Borderlands, Demography, and Security
Nagaland and the wider North-East occupy a critical strategic position, both geographically and civilisationally. These regions have a complex blend of indigenous faiths, Christianity, strands of Hindu practice, and a history of insurgency, separatism, and foreign influence. Mass evangelistic interventions backed by foreign funds in such zones are not merely theological issues but potential catalysts for identity reconfiguration, political realignment, and, in extreme cases, separatist narratives that detach local communities from broader Bharatiya civilisational continuity.
In this sense, the visa denial can be read as part of a national security doctrine that treats large-scale foreign-supported religious mobilisation with caution, especially when its leadership has openly disparaged the majority’s deities and world-view. For Hindu society, this stance is often interpreted as an overdue recognition that religious conversion, when tied to external funding and geopolitical influence, is not just about individual spiritual choice but about collective cultural survival and national cohesion.
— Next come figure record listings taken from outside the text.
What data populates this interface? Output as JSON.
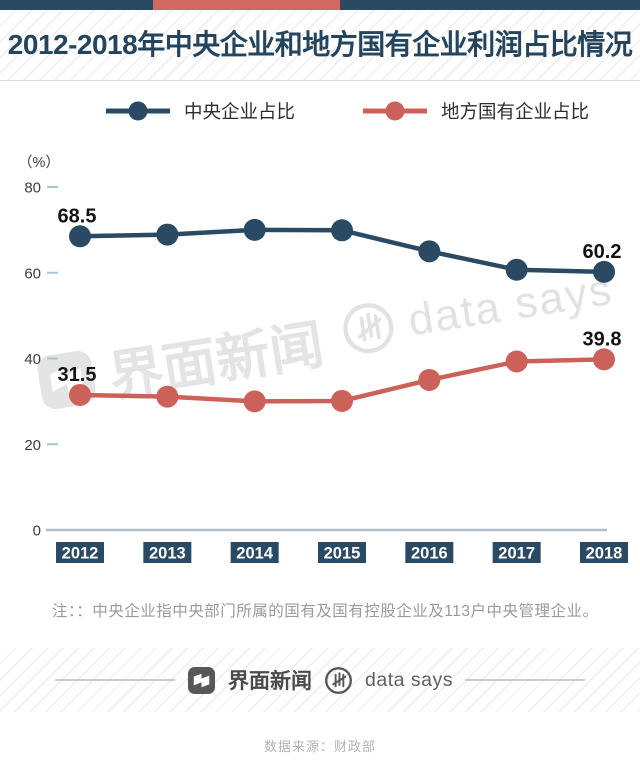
{
  "top_bar": {
    "blue": "#2a4a63",
    "red": "#d2685f"
  },
  "header": {
    "title": "2012-2018年中央企业和地方国有企业利润占比情况"
  },
  "legend": {
    "items": [
      {
        "label": "中央企业占比"
      },
      {
        "label": "地方国有企业占比"
      }
    ]
  },
  "chart_data": {
    "type": "line",
    "title": "2012-2018年中央企业和地方国有企业利润占比情况",
    "unit_label": "（%）",
    "categories": [
      "2012",
      "2013",
      "2014",
      "2015",
      "2016",
      "2017",
      "2018"
    ],
    "series": [
      {
        "name": "中央企业占比",
        "color": "#2a4a63",
        "values": [
          68.5,
          68.9,
          70.0,
          69.9,
          65.0,
          60.7,
          60.2
        ],
        "endpoint_labels": {
          "start": "68.5",
          "end": "60.2"
        }
      },
      {
        "name": "地方国有企业占比",
        "color": "#cb6159",
        "values": [
          31.5,
          31.1,
          30.0,
          30.1,
          35.0,
          39.3,
          39.8
        ],
        "endpoint_labels": {
          "start": "31.5",
          "end": "39.8"
        }
      }
    ],
    "yticks": [
      0,
      20,
      40,
      60,
      80
    ],
    "ylim": [
      0,
      85
    ],
    "grid": false,
    "legend_position": "top"
  },
  "watermarks": {
    "jiemian": "界面新闻",
    "datasays": "data says"
  },
  "note": "注：：中央企业指中央部门所属的国有及国有控股企业及113户中央管理企业。",
  "footer": {
    "jiemian_label": "界面新闻",
    "datasays_label": "data says",
    "source": "数据来源：财政部"
  },
  "colors": {
    "axis_text": "#3d3d3d",
    "tick_dash": "#a9c4d2",
    "axis_line": "#b4c0c8",
    "data_label": "#131313",
    "category_box": "#2a4a63",
    "category_text": "#ffffff"
  }
}
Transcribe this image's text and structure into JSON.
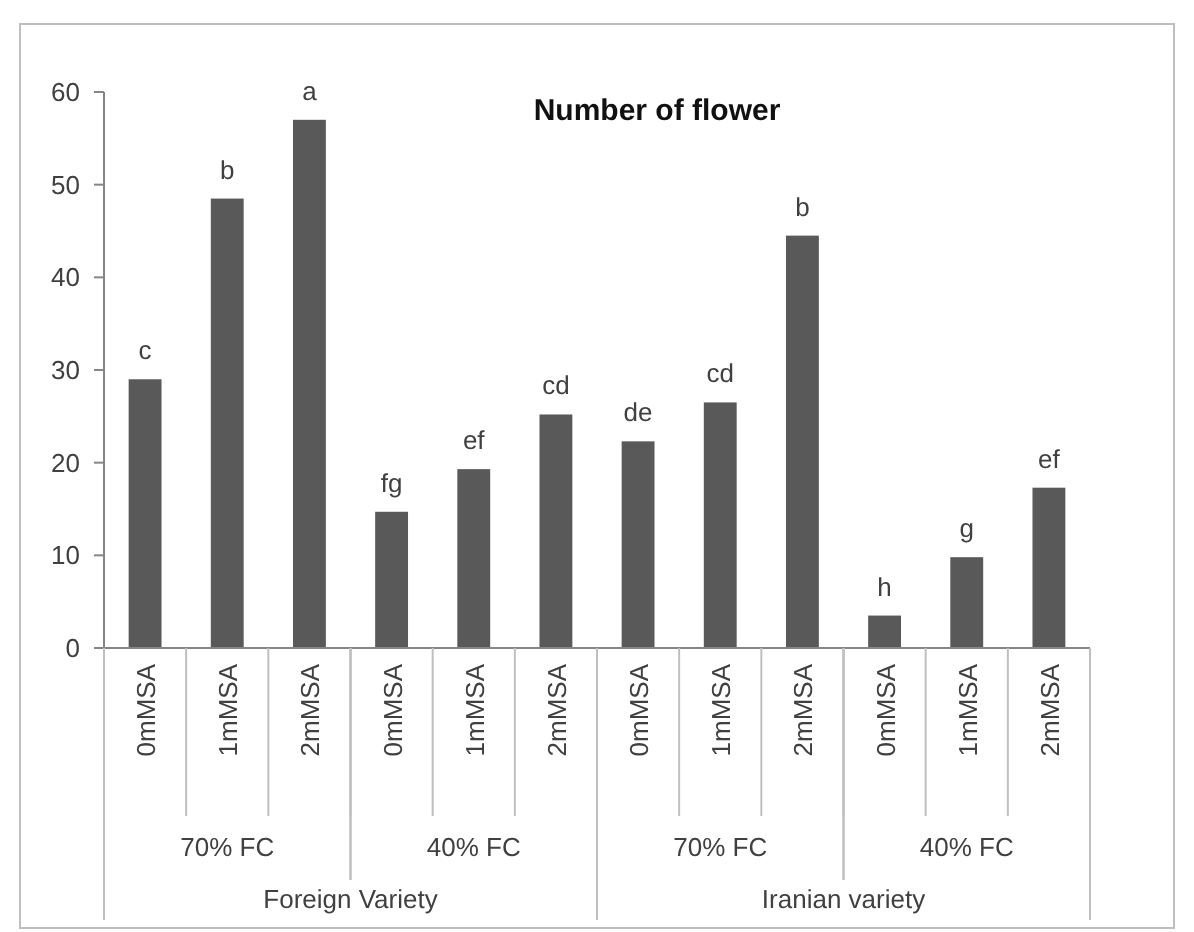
{
  "chart_data": {
    "type": "bar",
    "title": "Number of flower",
    "categories": [
      "0mMSA",
      "1mMSA",
      "2mMSA",
      "0mMSA",
      "1mMSA",
      "2mMSA",
      "0mMSA",
      "1mMSA",
      "2mMSA",
      "0mMSA",
      "1mMSA",
      "2mMSA"
    ],
    "values": [
      29,
      48.5,
      57,
      14.7,
      19.3,
      25.2,
      22.3,
      26.5,
      44.5,
      3.5,
      9.8,
      17.3
    ],
    "value_labels": [
      "c",
      "b",
      "a",
      "fg",
      "ef",
      "cd",
      "de",
      "cd",
      "b",
      "h",
      "g",
      "ef"
    ],
    "color": "#595959",
    "annotations": [
      "70% FC",
      "40% FC",
      "70% FC",
      "40% FC",
      "Foreign Variety",
      "Iranian variety"
    ],
    "ylim": [
      0,
      60
    ],
    "yticks": [
      0,
      10,
      20,
      30,
      40,
      50,
      60
    ],
    "grid": false
  }
}
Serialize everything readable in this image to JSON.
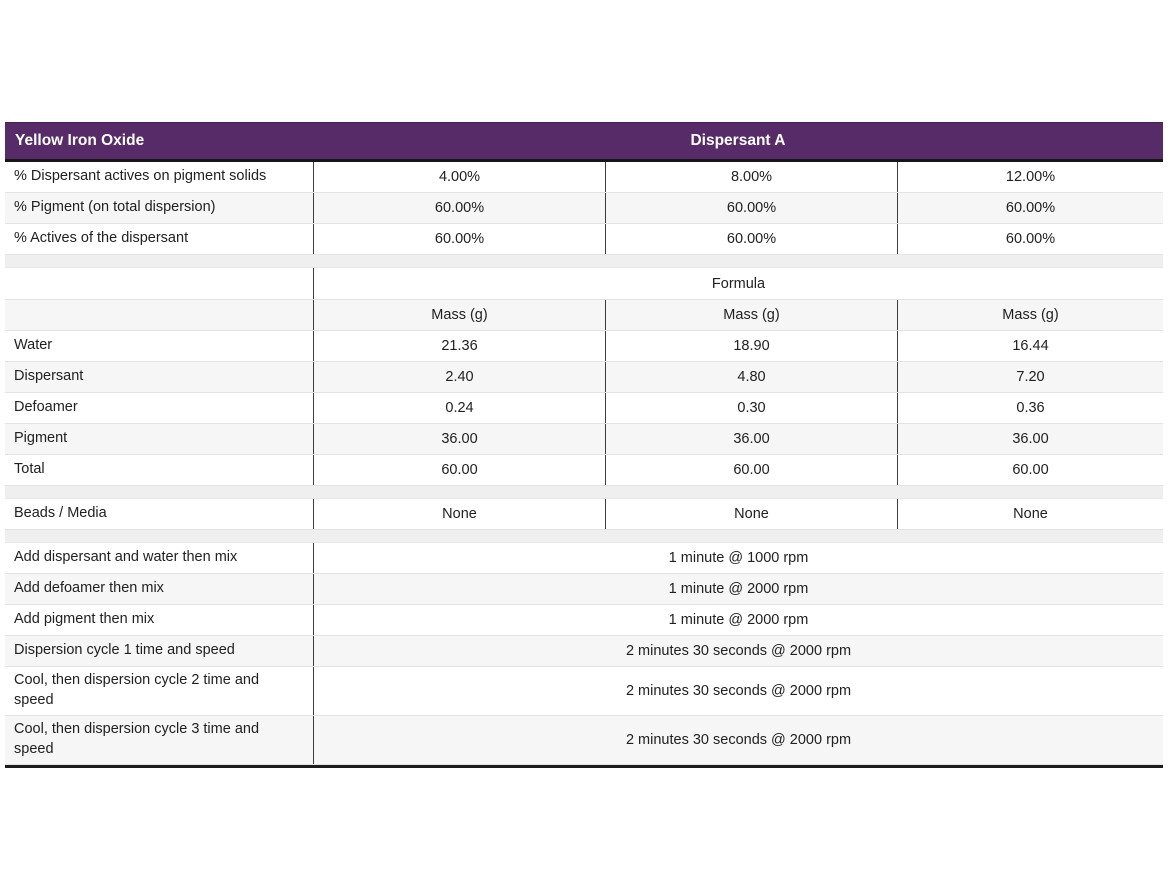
{
  "header": {
    "left_title": "Yellow Iron Oxide",
    "center_title": "Dispersant A"
  },
  "percent_rows": [
    {
      "label": "% Dispersant actives on pigment solids",
      "values": [
        "4.00%",
        "8.00%",
        "12.00%"
      ]
    },
    {
      "label": "% Pigment (on total dispersion)",
      "values": [
        "60.00%",
        "60.00%",
        "60.00%"
      ]
    },
    {
      "label": "% Actives of the dispersant",
      "values": [
        "60.00%",
        "60.00%",
        "60.00%"
      ]
    }
  ],
  "formula_section": {
    "title": "Formula",
    "mass_header": [
      "Mass (g)",
      "Mass (g)",
      "Mass (g)"
    ],
    "rows": [
      {
        "label": "Water",
        "values": [
          "21.36",
          "18.90",
          "16.44"
        ]
      },
      {
        "label": "Dispersant",
        "values": [
          "2.40",
          "4.80",
          "7.20"
        ]
      },
      {
        "label": "Defoamer",
        "values": [
          "0.24",
          "0.30",
          "0.36"
        ]
      },
      {
        "label": "Pigment",
        "values": [
          "36.00",
          "36.00",
          "36.00"
        ]
      },
      {
        "label": "Total",
        "values": [
          "60.00",
          "60.00",
          "60.00"
        ]
      }
    ]
  },
  "beads_row": {
    "label": "Beads / Media",
    "values": [
      "None",
      "None",
      "None"
    ]
  },
  "process_rows": [
    {
      "label": "Add dispersant and water then mix",
      "value": "1 minute @ 1000 rpm"
    },
    {
      "label": "Add defoamer then mix",
      "value": "1 minute @ 2000 rpm"
    },
    {
      "label": "Add pigment then mix",
      "value": "1 minute @ 2000 rpm"
    },
    {
      "label": "Dispersion cycle 1 time and speed",
      "value": "2 minutes 30 seconds @ 2000 rpm"
    },
    {
      "label": "Cool, then dispersion cycle 2 time and speed",
      "value": "2 minutes 30 seconds @ 2000 rpm"
    },
    {
      "label": "Cool, then dispersion cycle 3 time and speed",
      "value": "2 minutes 30 seconds @ 2000 rpm"
    }
  ],
  "colors": {
    "header_bg": "#572b67",
    "header_text": "#ffffff",
    "row_alt_bg": "#f6f6f6",
    "divider_dark": "#3d3d3d",
    "row_border": "#e3e3e3",
    "bottom_border": "#1d1d1d"
  }
}
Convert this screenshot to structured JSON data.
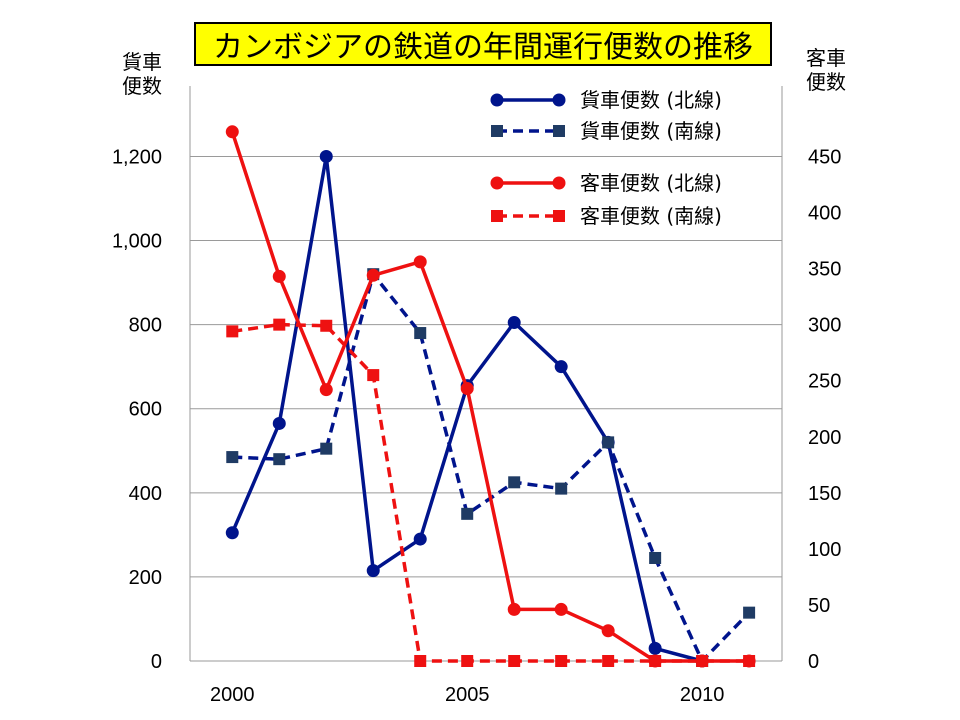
{
  "chart_data": {
    "type": "line",
    "title": "カンボジアの鉄道の年間運行便数の推移",
    "ylabel_left": [
      "貨車",
      "便数"
    ],
    "ylabel_right": [
      "客車",
      "便数"
    ],
    "xlim": [
      1999.1,
      2011.7
    ],
    "ylim_left": [
      0,
      1320
    ],
    "ylim_right": [
      0,
      495
    ],
    "x_ticks": [
      2000,
      2005,
      2010
    ],
    "y_ticks_left": [
      0,
      200,
      400,
      600,
      800,
      1000,
      1200
    ],
    "y_ticks_left_labels": [
      "0",
      "200",
      "400",
      "600",
      "800",
      "1,000",
      "1,200"
    ],
    "y_ticks_right": [
      0,
      50,
      100,
      150,
      200,
      250,
      300,
      350,
      400,
      450
    ],
    "y_ticks_right_labels": [
      "0",
      "50",
      "100",
      "150",
      "200",
      "250",
      "300",
      "350",
      "400",
      "450"
    ],
    "grid": "horizontal",
    "legend_position": "top-right",
    "series": [
      {
        "name": "貨車便数  (北線)",
        "axis": "left",
        "color": "#00148c",
        "dash": "solid",
        "marker": "circle",
        "x": [
          2000,
          2001,
          2002,
          2003,
          2004,
          2005,
          2006,
          2007,
          2008,
          2009,
          2010
        ],
        "y": [
          305,
          565,
          1200,
          215,
          290,
          655,
          805,
          700,
          520,
          30,
          0
        ]
      },
      {
        "name": "貨車便数  (南線)",
        "axis": "left",
        "color": "#00148c",
        "marker_color": "#1f3b64",
        "dash": "dashed",
        "marker": "square",
        "x": [
          2000,
          2001,
          2002,
          2003,
          2004,
          2005,
          2006,
          2007,
          2008,
          2009,
          2010,
          2011
        ],
        "y": [
          485,
          480,
          505,
          920,
          780,
          350,
          425,
          410,
          520,
          245,
          0,
          115
        ]
      },
      {
        "name": "客車便数  (北線)",
        "axis": "right",
        "color": "#ee1111",
        "dash": "solid",
        "marker": "circle",
        "x": [
          2000,
          2001,
          2002,
          2003,
          2004,
          2005,
          2006,
          2007,
          2008,
          2009,
          2010,
          2011
        ],
        "y": [
          472,
          343,
          242,
          344,
          356,
          243,
          46,
          46,
          27,
          0,
          0,
          0
        ]
      },
      {
        "name": "客車便数  (南線)",
        "axis": "right",
        "color": "#ee1111",
        "dash": "dashed",
        "marker": "square",
        "x": [
          2000,
          2001,
          2002,
          2003,
          2004,
          2005,
          2006,
          2007,
          2008,
          2009,
          2010,
          2011
        ],
        "y": [
          294,
          300,
          299,
          255,
          0,
          0,
          0,
          0,
          0,
          0,
          0,
          0
        ]
      }
    ]
  }
}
Reframing Religious Freedom
Bharat’s constitutional framework guarantees freedom of conscience but does not grant an unrestricted right to convert others, particularly through inducement, fraud, or exploitation of vulnerability. Several Bharatiya states, citing social tensions and complaints from tribal and rural Hindu communities, have enacted anti-conversion laws that regulate or penalise such practices; the tightening of visa and FCRA rules functions as a national-level extension of this logic in the foreign domain.
From a Hindu-civilizational perspective, genuine religious freedom must include the right of communities to resist organized campaigns that seek to delegitimize their gods, re-map their identities, and fragment their cultural continuity under the banner of “saving souls.” The Franklin Graham case thus becomes a high-profile instance in a larger struggle to redefine religious freedom not as a one-way street for well-funded proselytizers, but as a balanced framework that protects both individual choice and civilizational integrity.
Significance for Bharat and the World
The denial of Franklin Graham’s visa sends a layered message. To Bharatiya citizens, especially Hindus wary of conversion-linked activity, it signals that the state is willing to act against foreign religious actors whose record raises legal and social concerns, even at the cost of international criticism. To global missionary networks, it indicates that Bharat’s days as a relatively open field for large-scale evangelistic campaigns backed by Western funds are waning, with stricter scrutiny of visas, funding channels, and on-ground operations.
For foreign observers, especially those committed to both religious liberty and cultural pluralism, the episode should invite more nuanced reflection: defending the right to faith cannot mean endorsing every form of aggressive proselytization, particularly when it collides with the self-definition and cohesion of ancient civilizations like that of Hindu society. In that light, the Franklin Graham episode is not merely a diplomatic controversy but a marker in Bharat’s ongoing attempt to harmonize openness with civilizational self-respect, self-defense, and self-preservation.